Though we fundamentally do NOT believe in one-size-fits-all financial advice, this is a good starting point when you’re figuring out your price range for purchasing a home.  We do want to add a few additional qualifiers to the 30% rule, however:

  1. “Housing Payment” means principal, interest, taxes AND insurance.  Yep, the whole housing payment, not just the part that you’re paying directly to the loan.  Insurance and taxes can be a significant additional cost, even if the actual mortgage payment fits within 30% of your income. Plus, the mortgage usually stipulates that insurance and taxes have to be paid to maintain ownership.
  2. “Income” means take-home pay, not gross salary.  Anyone who’s held a job knows that Uncle Sam takes his cut of the paycheck first: Social Security, Medicare, and income tax withholding (in most cases).  Plus, you probably have additional deductions for retirement contributions and health insurance benefits.  $4,200/month gross pay quickly turns into $2,700/month after deductions.
  3. The amount the banker pre-approves your mortgage for should NOT influence your price range.  Most banks will lend far more than 30% of income depending on assets and other debt.   For example, Client Jane Doe was approved to spend up to $345,000, but after crunching numbers she could only afford $210,000 if she still wanted to feed her kids three times a day.

All too often, we run into scenarios where lifestyle dictates the cash flow (and subsequent cash flow issues).  The biggest factor influencing lifestyle is your housing payment – at 30% of income it will be the single largest expense every month.

Correcting cash flow issues is never as simple as identifying the one problem area; instead, it’s usually slowly (and painfully) correcting every area until you're able to live within their means again.  When you’re locked into a housing payment you can’t afford, this becomes extremely difficult.

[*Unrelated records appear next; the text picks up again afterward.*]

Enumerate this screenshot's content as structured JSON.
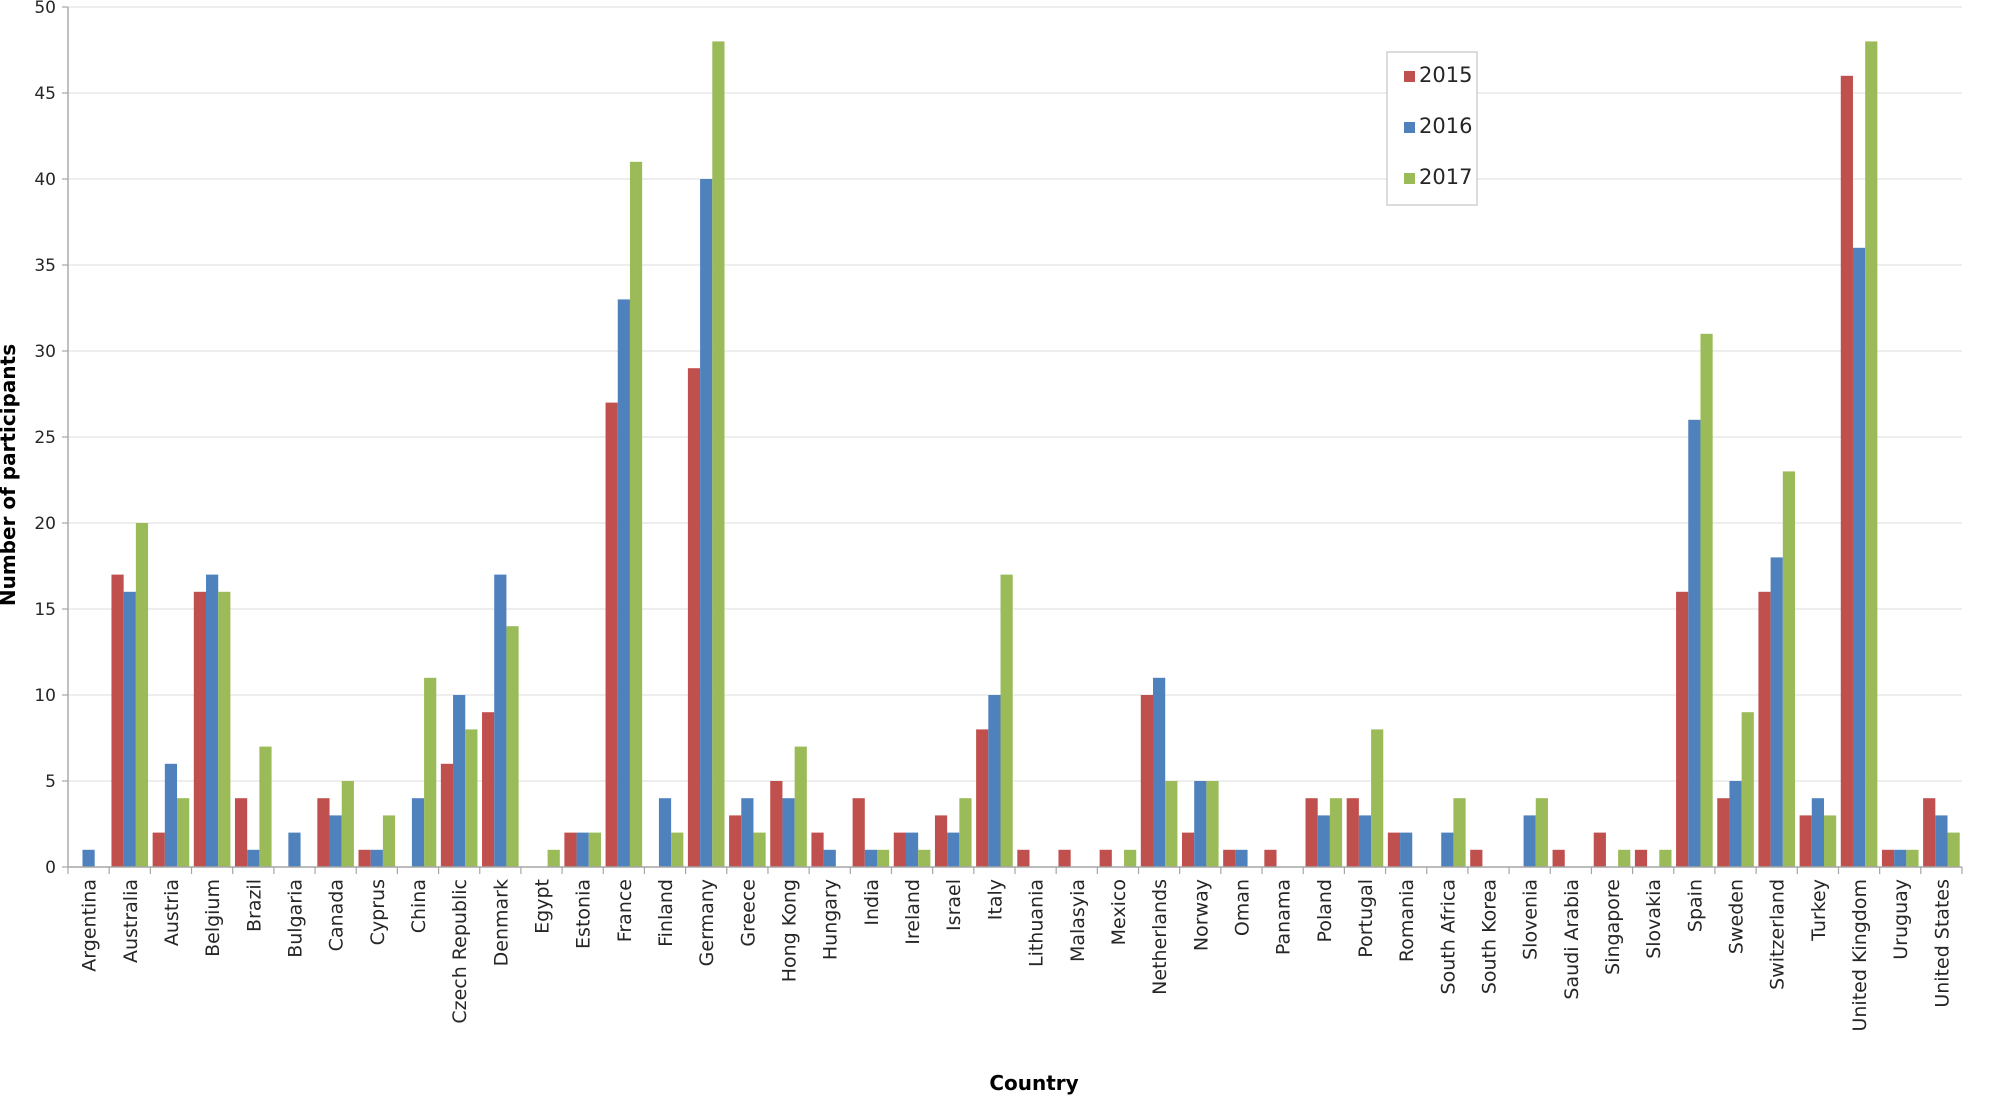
{
  "chart_data": {
    "type": "bar",
    "title": "",
    "xlabel": "Country",
    "ylabel": "Number of participants",
    "ylim": [
      0,
      50
    ],
    "yticks": [
      0,
      5,
      10,
      15,
      20,
      25,
      30,
      35,
      40,
      45,
      50
    ],
    "grid": true,
    "legend_position": "top-right",
    "categories": [
      "Argentina",
      "Australia",
      "Austria",
      "Belgium",
      "Brazil",
      "Bulgaria",
      "Canada",
      "Cyprus",
      "China",
      "Czech Republic",
      "Denmark",
      "Egypt",
      "Estonia",
      "France",
      "Finland",
      "Germany",
      "Greece",
      "Hong Kong",
      "Hungary",
      "India",
      "Ireland",
      "Israel",
      "Italy",
      "Lithuania",
      "Malasyia",
      "Mexico",
      "Netherlands",
      "Norway",
      "Oman",
      "Panama",
      "Poland",
      "Portugal",
      "Romania",
      "South Africa",
      "South Korea",
      "Slovenia",
      "Saudi Arabia",
      "Singapore",
      "Slovakia",
      "Spain",
      "Sweden",
      "Switzerland",
      "Turkey",
      "United Kingdom",
      "Uruguay",
      "United States"
    ],
    "series": [
      {
        "name": "2015",
        "color": "#c0504d",
        "values": [
          0,
          17,
          2,
          16,
          4,
          0,
          4,
          1,
          0,
          6,
          9,
          0,
          2,
          27,
          0,
          29,
          3,
          5,
          2,
          4,
          2,
          3,
          8,
          1,
          1,
          1,
          10,
          2,
          1,
          1,
          4,
          4,
          2,
          0,
          1,
          0,
          1,
          2,
          1,
          16,
          4,
          16,
          3,
          46,
          1,
          4
        ]
      },
      {
        "name": "2016",
        "color": "#4f81bd",
        "values": [
          1,
          16,
          6,
          17,
          1,
          2,
          3,
          1,
          4,
          10,
          17,
          0,
          2,
          33,
          4,
          40,
          4,
          4,
          1,
          1,
          2,
          2,
          10,
          0,
          0,
          0,
          11,
          5,
          1,
          0,
          3,
          3,
          2,
          2,
          0,
          3,
          0,
          0,
          0,
          26,
          5,
          18,
          4,
          36,
          1,
          3
        ]
      },
      {
        "name": "2017",
        "color": "#9bbb59",
        "values": [
          0,
          20,
          4,
          16,
          7,
          0,
          5,
          3,
          11,
          8,
          14,
          1,
          2,
          41,
          2,
          48,
          2,
          7,
          0,
          1,
          1,
          4,
          17,
          0,
          0,
          1,
          5,
          5,
          0,
          0,
          4,
          8,
          0,
          4,
          0,
          4,
          0,
          1,
          1,
          31,
          9,
          23,
          3,
          48,
          1,
          2
        ]
      }
    ]
  }
}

Set yourself up for financial success from the beginning by carefully determining your housing price range and then sticking to it.  First, figure your take home pay.  This should be easy, it’s whatever amount actually hits your bank account each pay day.   Then, run numbers to determine ballpark estimates for insurance premiums, property taxes for the area you’re looking, and interest rates on mortgages.

Multiply take home pay by 30%, then subtract out cost of insurance and property taxes.  What’s left represents the maximum principal and interest payment you can take on.  From there, you can plug your information into simple loan calculators like this one and determine a comfortable price range. (For kicks and grins, you can also play with this calculator to see how much a bank will loan you solely based on gross income, which we do not recommend).